A polyoxometalate-based polymer electrolyte with an improved electrode interface and ion conductivity for high-safety all-solid-state batteries

Abstract

Solid electrolytes have been considered as some of the most promising candidates for next generation lithium-based batteries because they eliminate the potential safety hazards of liquid organic electrolytes and further increase the energy density of batteries. However, inherent defects such as low conductivity and poor interface compatibility with electrodes critically hinder their extensive application.
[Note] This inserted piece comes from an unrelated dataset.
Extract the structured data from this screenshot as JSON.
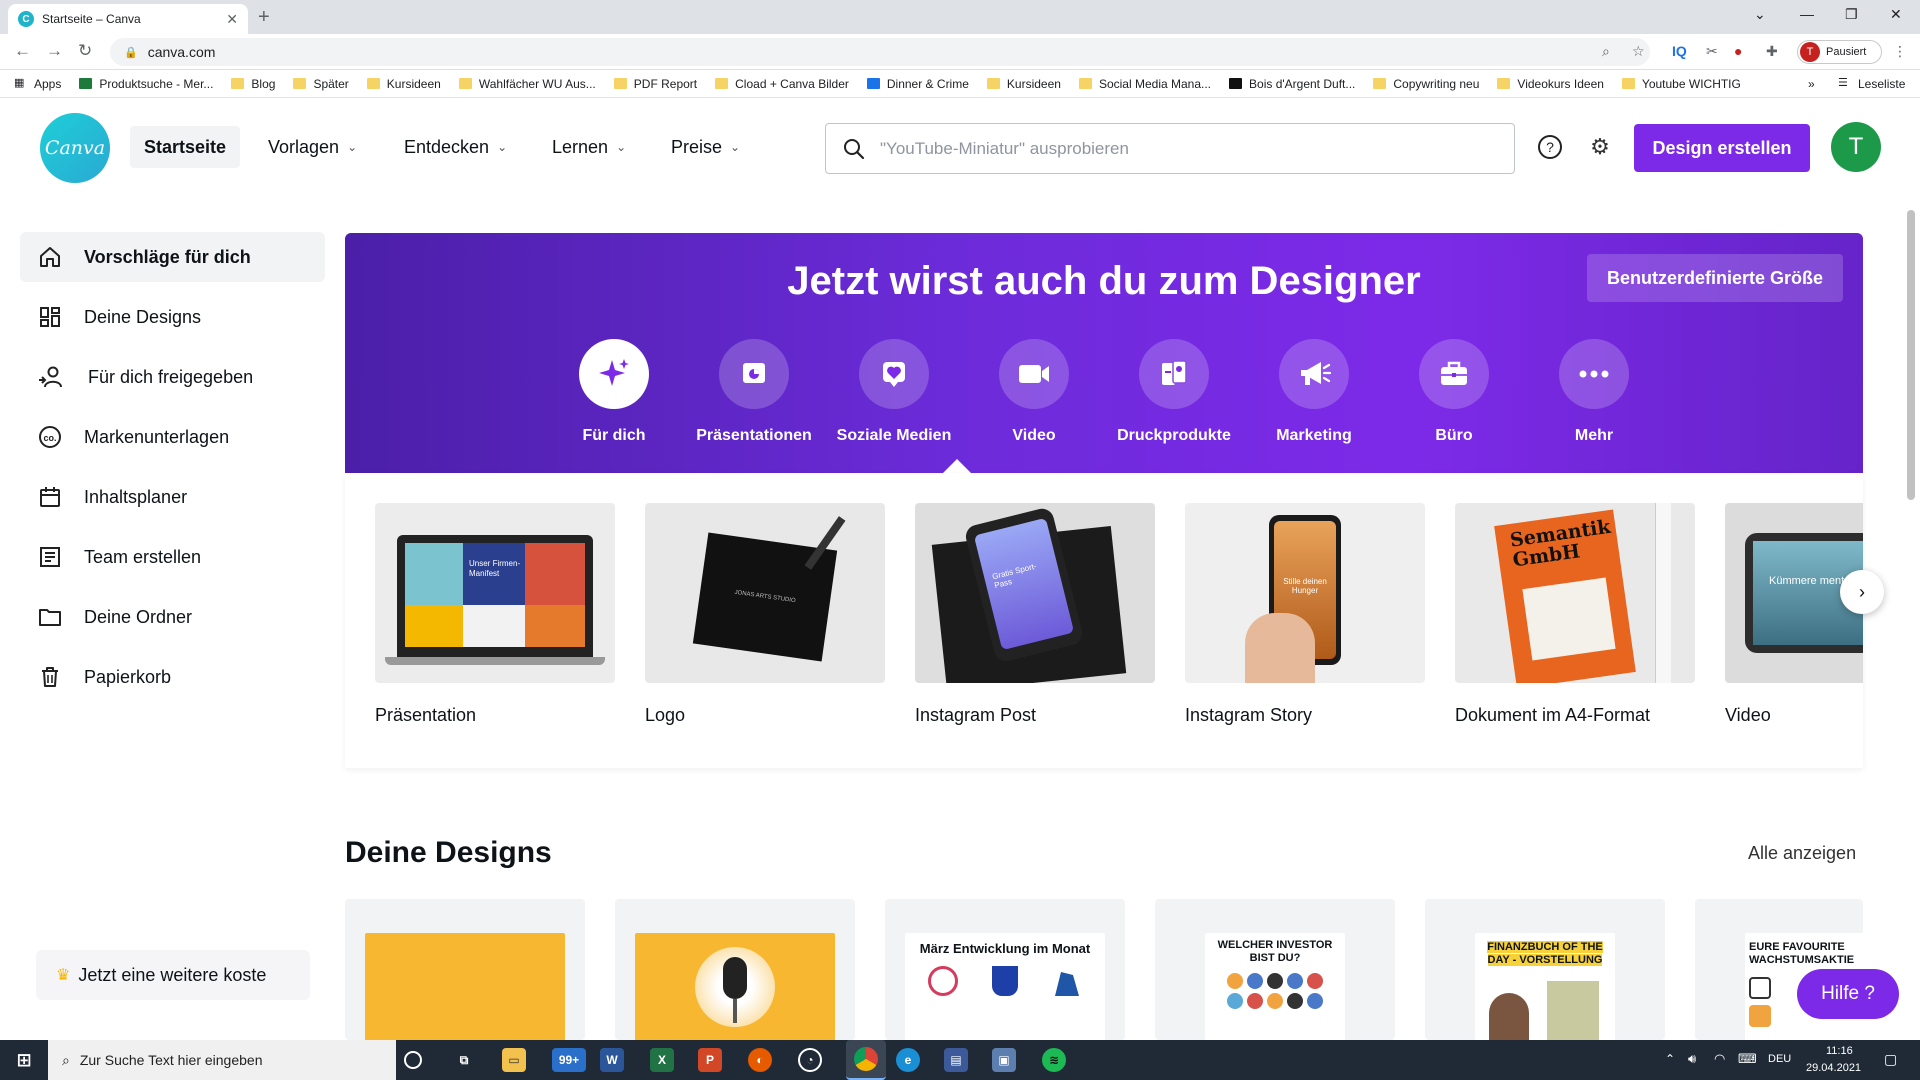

Polyoxometalate Li₇[V₁₅O₃₆(CO₃)] (LVC) can dissociate Li⁺ in electrolyte and possesses a high diffusion coefficient, which constitute a pathway for Li⁺ transmission. Herein, a polyoxometalate-based polymer electrolyte (PPE) with an improved electrode interface and ion conductivity for high-safety all-solid-state batteries has been designed and synthesized to further enhance their electrochemistry behaviour. Compared with the routine PEO₁₈LiTFSI electrolyte, the ionic conductivity was enhanced. Meanwhile, LVC can improve the interface compatibility between the electrode and electrolyte significantly, which promotes reaction kinetics and suppresses lithium dendrites against Li metal. When employed in LiFePO₄|Li batteries, the specific discharge capacity after 180 cycles reached 148 mA h g⁻¹ with a high coulombic efficiency of around 99.9% at 0.5C. According to the result of ARC, LiFePO₄|C batteries with PPEs are endowed with superior safety as the onset temperature of the self-heating process reaches up to 181.4 °C and the thermal runaway process does not occur within the range of 360 °C, indicating the potential of the PPE for high-safety all-solid-state batteries.